Depois do fracasso na tentativa de retirar assinaturas para a criação da CPI dos Correios, o governo tentará abortar a investigação valendo-se de um recurso na Comissão de Constituição e Justiça (CCJ) da Câmara dos Deputados. Fonte do Palácio do Planalto informou que o governo usará sua maioria na CCJ para revogar decisão do presidente do Congresso, Renan Calheiros (PMDB-AL), que considerou constitucional e regimental o requerimento de CPI apresentado na sessão do Congresso na quarta-feira.
O recurso contra a decisão de Renan foi apresentado naquela mesma sessão pelo vice-líder do governo na Câmara, deputado João Leão (PL-BA). O deputado argumentou que o requerimento da CPI seria amplo e vago, não constituindo "investigação sobre fato determinado", como exige a Constituição.
Na sessão, Renan não aceitou o argumento, mas remeteu o recurso à CCJ da Câmara, que pode julgá-lo já na próxima semana.

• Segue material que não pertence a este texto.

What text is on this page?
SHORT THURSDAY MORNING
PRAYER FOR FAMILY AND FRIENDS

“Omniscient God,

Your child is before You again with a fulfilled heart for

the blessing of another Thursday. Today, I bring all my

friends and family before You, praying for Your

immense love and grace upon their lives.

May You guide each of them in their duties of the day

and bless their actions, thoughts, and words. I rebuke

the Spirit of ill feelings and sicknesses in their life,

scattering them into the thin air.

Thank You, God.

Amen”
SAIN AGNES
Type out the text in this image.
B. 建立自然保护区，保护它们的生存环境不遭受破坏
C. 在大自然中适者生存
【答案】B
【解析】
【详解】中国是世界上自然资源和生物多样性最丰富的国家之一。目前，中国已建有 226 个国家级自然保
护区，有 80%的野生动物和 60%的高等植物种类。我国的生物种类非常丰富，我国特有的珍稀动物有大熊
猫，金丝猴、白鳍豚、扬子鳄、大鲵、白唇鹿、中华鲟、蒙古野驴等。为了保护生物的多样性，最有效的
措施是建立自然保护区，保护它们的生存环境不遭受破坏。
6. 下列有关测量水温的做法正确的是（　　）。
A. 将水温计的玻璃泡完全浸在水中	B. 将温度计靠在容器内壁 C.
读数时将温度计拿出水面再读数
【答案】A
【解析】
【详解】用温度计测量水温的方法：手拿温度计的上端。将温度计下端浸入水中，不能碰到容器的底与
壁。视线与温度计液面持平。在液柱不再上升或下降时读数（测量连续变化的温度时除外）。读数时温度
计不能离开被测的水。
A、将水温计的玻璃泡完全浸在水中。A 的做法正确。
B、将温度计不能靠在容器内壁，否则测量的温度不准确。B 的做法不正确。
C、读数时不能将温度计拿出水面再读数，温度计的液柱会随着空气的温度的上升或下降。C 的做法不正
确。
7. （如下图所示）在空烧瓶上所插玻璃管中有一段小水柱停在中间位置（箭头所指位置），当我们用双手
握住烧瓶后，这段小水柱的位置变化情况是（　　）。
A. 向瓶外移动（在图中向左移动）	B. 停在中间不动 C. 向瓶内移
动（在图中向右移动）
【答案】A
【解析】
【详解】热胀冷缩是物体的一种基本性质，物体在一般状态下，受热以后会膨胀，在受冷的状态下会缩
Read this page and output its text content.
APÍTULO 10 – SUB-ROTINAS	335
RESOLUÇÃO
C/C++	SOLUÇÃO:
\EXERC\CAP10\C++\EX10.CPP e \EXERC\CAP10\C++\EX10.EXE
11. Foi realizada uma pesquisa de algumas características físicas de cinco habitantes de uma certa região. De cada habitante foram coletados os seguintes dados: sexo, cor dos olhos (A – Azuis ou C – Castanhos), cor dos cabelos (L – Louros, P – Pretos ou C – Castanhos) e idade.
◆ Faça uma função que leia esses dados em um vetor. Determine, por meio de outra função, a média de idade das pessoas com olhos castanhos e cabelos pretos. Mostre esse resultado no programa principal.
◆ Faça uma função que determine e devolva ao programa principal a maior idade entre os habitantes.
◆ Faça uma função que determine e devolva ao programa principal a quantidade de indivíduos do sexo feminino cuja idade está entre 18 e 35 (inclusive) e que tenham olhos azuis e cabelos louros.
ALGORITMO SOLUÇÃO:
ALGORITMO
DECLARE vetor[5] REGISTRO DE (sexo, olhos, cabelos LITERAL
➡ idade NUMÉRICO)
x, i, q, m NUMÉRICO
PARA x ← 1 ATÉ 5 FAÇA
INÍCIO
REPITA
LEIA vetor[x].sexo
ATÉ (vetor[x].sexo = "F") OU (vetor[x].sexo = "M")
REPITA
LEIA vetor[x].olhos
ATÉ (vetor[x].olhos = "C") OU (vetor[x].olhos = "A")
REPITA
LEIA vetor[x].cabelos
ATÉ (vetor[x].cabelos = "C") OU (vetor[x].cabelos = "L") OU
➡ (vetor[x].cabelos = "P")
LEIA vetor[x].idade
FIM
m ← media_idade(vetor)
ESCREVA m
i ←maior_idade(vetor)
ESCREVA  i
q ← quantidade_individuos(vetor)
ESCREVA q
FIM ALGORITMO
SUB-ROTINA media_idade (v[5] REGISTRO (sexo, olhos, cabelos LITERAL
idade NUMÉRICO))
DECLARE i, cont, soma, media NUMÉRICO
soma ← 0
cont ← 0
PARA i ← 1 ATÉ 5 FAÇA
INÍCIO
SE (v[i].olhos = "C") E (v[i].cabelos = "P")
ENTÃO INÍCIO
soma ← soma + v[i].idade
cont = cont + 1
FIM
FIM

O requerimento da CPI será publicado com as assinaturas de 240 deputados e 52 senadores. Os líderes do governo asseguram que poderiam ter reduzido para 179 o número de deputados na lista, mas não tornaram públicas as desistências porque seria inútil; bastam 171 deputados para criar a CPI.
Mesmo assim, segundo fontes do governo, o Planalto avalia ter reorganizado sua base parlamentar no episódio. Ministros de todos os seis partidos da base envolveram-se nos últimos dias nessa operação.
Os articuladores políticos do governo reuniram-se ontem e calculam que a nova estratégia, de disputa na CCJ, pode ser bem sucedida, apesar do seu custo político considerado alto. Na batalha das assinaturas, o Planalto tinha como adversários os partidos da oposição e dissidentes de sua própria base parlamentar. Na CCJ, embora a maioria numérica entre os 103 componentes seja comfortável para o Planalto, o adversário formal será o presidente do Senado.